Je ne refuse pas de jouer mon rôle je fais même de mon mieux pour y être experte et ne pas tromper la confiance qu’on me fait, mais cela ne me suffit pas, et cela ne flatte même pas ma vanité. Je sais si bien que je ne sais rien, je sens si bienque ce que je donne est si peu à côté de ce qu’on voudrait recevoir et à côté de ce qu’on attend de moi.
Si seulement je pouvais me croire indispensable comme d’autres mais je n’ai même pas cette illusion-là. Tu es gentil de faire attention à moi et surtout de me secourir par ton amitié. J’ai beaucoup cru dans l’amitié. Parce que celle que je donne est d’une très grande stabilité je pensais que je croire dans les êtres élus. Mais ils sont mouvants et charnels aussi l’amitié suit les lois de leur mouvance et de leur chair. Je les aime tels mais je souffre. Je ne peux pas tenir rigueur aux êtres de la souffrance que je ressens à cause des illusions qu’ils me font perdre. Je sens trop que c’est mon besoin d’absolu qui les a rendus transparents et plus vrais qu’ils ne sont. En chacun j’ai vu le diamant qui se cache sous ses formes (médersoïdes : un mot incertain) et pour ce diamant qui se cache en eux je les aime. Mais à cause de la caricature que fait son image à travers la paroi qui louche je souffre.

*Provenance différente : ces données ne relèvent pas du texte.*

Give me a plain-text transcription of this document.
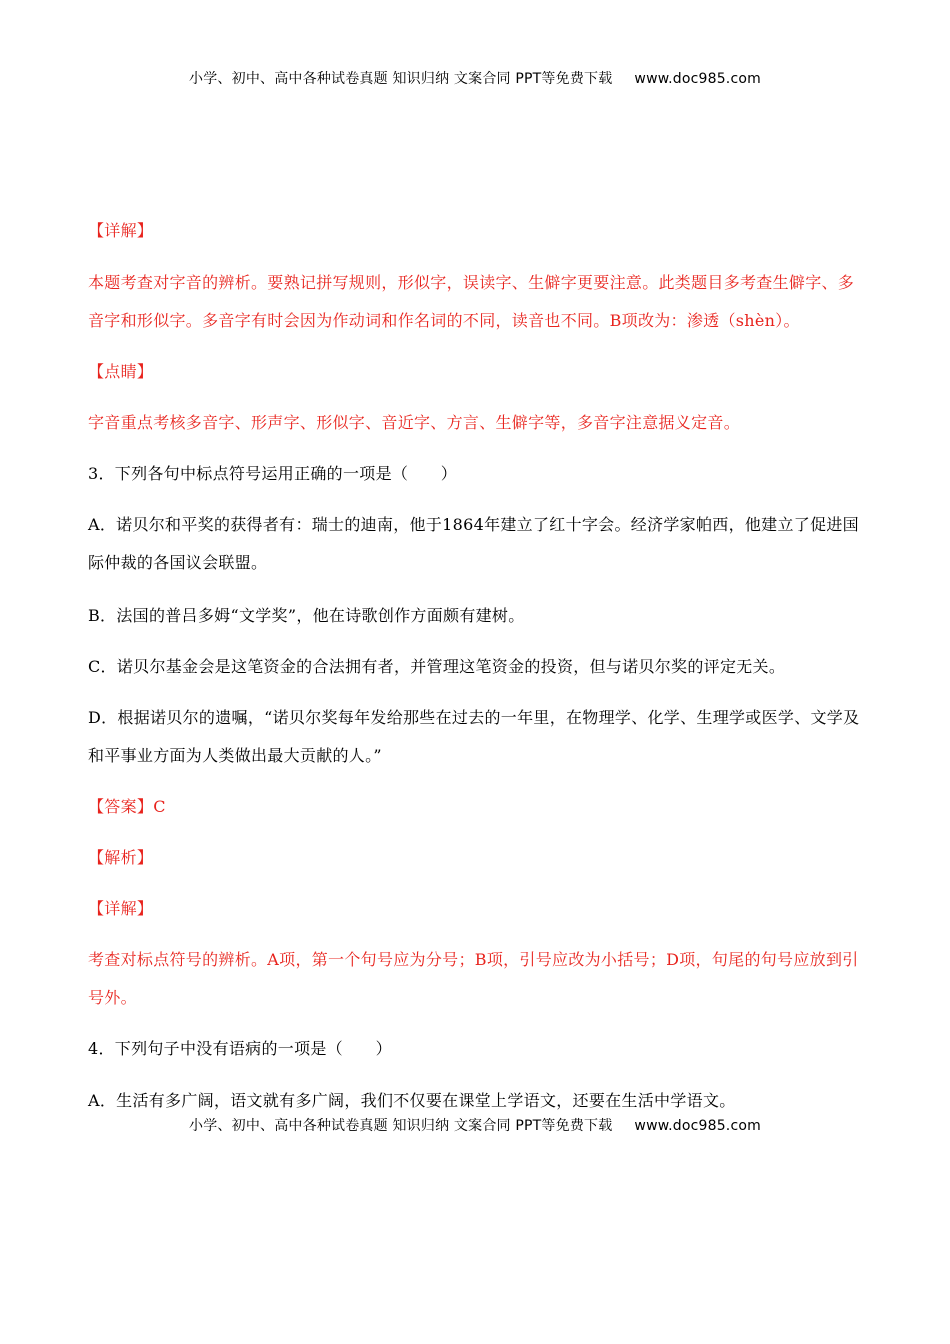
小学、初中、高中各种试卷真题 知识归纳 文案合同 PPT等免费下载 www.doc985.com

【详解】

本题考查对字音的辨析。要熟记拼写规则，形似字，误读字、生僻字更要注意。此类题目多考查生僻字、多音字和形似字。多音字有时会因为作动词和作名词的不同，读音也不同。B项改为：渗透（shèn）。

【点睛】

字音重点考核多音字、形声字、形似字、音近字、方言、生僻字等，多音字注意据义定音。

3．下列各句中标点符号运用正确的一项是（　　）

A．诺贝尔和平奖的获得者有：瑞士的迪南，他于1864年建立了红十字会。经济学家帕西，他建立了促进国际仲裁的各国议会联盟。

B．法国的普吕多姆“文学奖”，他在诗歌创作方面颇有建树。

C．诺贝尔基金会是这笔资金的合法拥有者，并管理这笔资金的投资，但与诺贝尔奖的评定无关。

D．根据诺贝尔的遗嘱，“诺贝尔奖每年发给那些在过去的一年里，在物理学、化学、生理学或医学、文学及和平事业方面为人类做出最大贡献的人。”

【答案】C

【解析】

【详解】

考查对标点符号的辨析。A项，第一个句号应为分号；B项，引号应改为小括号；D项，句尾的句号应放到引号外。

4．下列句子中没有语病的一项是（　　）

A．生活有多广阔，语文就有多广阔，我们不仅要在课堂上学语文，还要在生活中学语文。

小学、初中、高中各种试卷真题 知识归纳 文案合同 PPT等免费下载 www.doc985.com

Je continue à être sûre que je dois chercher à vivre à l’extérieur comme je suis à l’intérieur. C’est ma seule certitude de vérité. Elle ne m’apporte pas les joies que je crève d’envie de conquérir mais si je truquais je me mépriserais et je ne pourras pas goûter des joies indignement conquises. ll n’y a pas d’issue dans ce drame qui est décidément ma condition.
Je t’aime beaucoup. Si à des moments je t’ai aidé et si quelquefois cela me paraissait dur de ne pas te sentir assez fort pour pouvoir te demander la réciprocité, maintenant tu me le rends bien, aujourd’hui c’est toi qui m’a fait du bien. Je t’embrasse.
Françoise.
( Françoise DOLTO-correspondance, volume 1)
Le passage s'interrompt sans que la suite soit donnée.